Reddit has grown to be an outstanding social media website. However, many people still do not know the trick to nailing down how to get their posts viewed and seen by the public. This project helped us learn so much more about the website and what kind of data is continously being drawn by third party websites. As you can see from this analysis, there are many factors that can put into a post on reddit that will ultimately decide how many views and upvotes one will get. We hope that this helps new Reddit users get a great jump on how to begin posting and what kind of times and post titles they should be using.
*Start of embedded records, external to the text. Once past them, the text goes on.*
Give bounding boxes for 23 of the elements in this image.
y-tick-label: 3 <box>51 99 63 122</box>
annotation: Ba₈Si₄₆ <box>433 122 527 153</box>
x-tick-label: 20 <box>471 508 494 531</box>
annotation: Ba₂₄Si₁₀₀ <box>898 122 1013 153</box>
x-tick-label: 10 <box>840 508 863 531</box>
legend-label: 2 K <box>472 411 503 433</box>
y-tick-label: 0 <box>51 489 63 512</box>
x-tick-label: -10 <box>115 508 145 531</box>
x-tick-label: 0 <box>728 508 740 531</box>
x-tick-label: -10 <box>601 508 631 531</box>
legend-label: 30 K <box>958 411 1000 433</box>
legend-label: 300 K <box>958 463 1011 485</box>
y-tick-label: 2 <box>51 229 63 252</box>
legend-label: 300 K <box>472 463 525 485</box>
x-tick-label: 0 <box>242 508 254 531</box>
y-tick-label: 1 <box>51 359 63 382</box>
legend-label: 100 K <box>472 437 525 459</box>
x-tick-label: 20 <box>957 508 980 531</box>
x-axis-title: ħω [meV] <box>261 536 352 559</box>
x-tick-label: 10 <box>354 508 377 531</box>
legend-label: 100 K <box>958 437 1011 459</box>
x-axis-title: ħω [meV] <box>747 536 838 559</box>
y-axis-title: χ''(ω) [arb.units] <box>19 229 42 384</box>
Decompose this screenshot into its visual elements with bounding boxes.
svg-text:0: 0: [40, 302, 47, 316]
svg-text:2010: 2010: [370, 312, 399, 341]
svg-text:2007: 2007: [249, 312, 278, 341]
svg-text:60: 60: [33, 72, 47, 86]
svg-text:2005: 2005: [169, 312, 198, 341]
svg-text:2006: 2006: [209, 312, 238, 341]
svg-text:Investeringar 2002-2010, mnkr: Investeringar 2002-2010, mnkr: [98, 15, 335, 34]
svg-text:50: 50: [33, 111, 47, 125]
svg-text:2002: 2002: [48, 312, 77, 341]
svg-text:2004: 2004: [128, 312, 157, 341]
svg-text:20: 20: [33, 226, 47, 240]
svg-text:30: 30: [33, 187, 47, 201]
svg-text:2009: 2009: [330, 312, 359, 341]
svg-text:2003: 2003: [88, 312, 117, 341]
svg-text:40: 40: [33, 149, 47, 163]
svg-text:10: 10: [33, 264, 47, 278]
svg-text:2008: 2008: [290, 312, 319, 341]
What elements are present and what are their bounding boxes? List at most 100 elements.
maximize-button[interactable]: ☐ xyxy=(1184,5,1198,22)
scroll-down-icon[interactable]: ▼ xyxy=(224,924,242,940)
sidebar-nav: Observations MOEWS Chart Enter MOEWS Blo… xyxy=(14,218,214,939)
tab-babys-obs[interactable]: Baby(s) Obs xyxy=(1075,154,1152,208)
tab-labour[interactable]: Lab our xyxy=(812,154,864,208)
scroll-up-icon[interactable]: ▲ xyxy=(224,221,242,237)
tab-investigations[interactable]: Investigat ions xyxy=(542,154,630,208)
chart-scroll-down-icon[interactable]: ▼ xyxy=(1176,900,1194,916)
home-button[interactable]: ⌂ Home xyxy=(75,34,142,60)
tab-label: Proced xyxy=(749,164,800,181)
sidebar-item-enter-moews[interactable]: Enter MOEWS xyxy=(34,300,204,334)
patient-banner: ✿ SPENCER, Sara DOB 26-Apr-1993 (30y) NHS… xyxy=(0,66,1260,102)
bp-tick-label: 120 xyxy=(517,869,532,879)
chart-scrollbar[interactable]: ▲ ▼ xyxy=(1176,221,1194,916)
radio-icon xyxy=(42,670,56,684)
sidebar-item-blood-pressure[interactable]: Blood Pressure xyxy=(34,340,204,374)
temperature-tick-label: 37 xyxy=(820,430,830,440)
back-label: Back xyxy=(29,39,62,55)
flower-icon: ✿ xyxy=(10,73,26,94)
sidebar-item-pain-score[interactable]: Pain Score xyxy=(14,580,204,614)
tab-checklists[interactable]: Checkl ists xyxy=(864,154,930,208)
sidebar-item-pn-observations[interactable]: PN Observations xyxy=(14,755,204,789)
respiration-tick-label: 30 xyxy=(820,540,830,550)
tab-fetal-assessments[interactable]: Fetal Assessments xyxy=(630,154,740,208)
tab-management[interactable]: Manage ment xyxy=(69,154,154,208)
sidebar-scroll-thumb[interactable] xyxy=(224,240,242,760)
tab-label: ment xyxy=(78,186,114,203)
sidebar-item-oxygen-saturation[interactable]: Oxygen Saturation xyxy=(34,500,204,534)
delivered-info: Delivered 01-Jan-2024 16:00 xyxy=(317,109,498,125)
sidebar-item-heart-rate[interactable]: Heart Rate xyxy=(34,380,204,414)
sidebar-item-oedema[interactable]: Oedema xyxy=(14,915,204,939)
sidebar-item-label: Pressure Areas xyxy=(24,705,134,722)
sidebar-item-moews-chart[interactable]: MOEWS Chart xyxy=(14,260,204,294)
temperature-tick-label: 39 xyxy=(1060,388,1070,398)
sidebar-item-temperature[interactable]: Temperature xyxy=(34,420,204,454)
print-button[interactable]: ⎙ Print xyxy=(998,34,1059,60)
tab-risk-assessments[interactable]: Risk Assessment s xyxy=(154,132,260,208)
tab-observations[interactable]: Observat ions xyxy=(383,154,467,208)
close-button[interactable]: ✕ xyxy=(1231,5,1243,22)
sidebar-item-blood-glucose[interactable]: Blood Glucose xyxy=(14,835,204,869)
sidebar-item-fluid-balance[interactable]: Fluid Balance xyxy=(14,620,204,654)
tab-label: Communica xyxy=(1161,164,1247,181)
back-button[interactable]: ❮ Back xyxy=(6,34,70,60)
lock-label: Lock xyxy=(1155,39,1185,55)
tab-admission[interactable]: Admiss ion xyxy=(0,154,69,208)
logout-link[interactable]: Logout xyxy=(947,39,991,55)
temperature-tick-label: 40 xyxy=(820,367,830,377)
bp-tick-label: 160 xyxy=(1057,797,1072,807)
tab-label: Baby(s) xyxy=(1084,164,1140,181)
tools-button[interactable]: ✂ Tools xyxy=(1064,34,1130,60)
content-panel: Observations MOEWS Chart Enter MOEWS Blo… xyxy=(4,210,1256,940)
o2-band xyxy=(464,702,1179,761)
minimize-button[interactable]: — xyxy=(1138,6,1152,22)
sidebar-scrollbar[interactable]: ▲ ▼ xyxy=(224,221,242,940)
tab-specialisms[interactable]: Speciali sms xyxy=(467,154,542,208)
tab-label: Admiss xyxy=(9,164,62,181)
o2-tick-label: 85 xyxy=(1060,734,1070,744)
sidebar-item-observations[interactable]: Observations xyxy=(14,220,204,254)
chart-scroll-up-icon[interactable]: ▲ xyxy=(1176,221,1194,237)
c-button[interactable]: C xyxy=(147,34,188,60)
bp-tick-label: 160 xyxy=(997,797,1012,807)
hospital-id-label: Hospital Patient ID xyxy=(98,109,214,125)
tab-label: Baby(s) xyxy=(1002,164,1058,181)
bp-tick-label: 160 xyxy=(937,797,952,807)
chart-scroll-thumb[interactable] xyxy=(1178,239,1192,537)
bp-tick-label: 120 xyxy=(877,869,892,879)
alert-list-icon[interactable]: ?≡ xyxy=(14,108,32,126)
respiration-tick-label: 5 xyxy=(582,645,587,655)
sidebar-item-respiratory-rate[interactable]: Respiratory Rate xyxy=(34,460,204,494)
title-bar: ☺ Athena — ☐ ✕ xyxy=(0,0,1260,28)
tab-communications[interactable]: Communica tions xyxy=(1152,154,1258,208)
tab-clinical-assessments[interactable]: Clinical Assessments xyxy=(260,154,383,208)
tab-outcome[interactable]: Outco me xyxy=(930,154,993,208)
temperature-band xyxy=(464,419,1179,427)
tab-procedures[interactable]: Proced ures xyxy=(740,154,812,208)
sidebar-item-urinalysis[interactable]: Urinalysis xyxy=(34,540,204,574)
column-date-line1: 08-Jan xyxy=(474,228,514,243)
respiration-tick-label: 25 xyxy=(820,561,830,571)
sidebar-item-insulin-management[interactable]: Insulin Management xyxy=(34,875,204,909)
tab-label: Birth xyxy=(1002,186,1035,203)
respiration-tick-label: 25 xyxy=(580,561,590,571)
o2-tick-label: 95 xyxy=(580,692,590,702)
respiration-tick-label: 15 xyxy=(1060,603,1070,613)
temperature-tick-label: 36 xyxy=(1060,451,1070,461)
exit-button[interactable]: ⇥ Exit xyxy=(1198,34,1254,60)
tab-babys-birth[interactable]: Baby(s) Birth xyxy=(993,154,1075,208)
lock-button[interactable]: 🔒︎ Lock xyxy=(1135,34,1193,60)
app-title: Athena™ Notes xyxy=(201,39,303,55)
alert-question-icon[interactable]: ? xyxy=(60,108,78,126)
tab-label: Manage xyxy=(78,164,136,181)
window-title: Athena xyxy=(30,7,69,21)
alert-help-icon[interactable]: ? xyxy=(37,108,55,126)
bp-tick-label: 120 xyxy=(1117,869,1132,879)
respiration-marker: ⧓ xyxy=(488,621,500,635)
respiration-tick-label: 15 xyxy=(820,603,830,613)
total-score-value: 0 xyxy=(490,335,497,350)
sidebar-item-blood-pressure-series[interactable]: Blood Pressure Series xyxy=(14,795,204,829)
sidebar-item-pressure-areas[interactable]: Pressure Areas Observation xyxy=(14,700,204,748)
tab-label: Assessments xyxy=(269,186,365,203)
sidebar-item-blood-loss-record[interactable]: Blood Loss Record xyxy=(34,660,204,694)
If you are interested in Reddit and the many datasets to use, we recommend using Google's BigQuery and Pushshift. This API can do over 1,000 Reddit calls a second, so using a select amount of data from Janurary 2016 to August 2019 gave us plenty of data points to work with. This tutorial was a small fraction of the amount of data and things that can be done using Reddits data. If you've made it this far, then thank you for the read, and we hope you learned something new!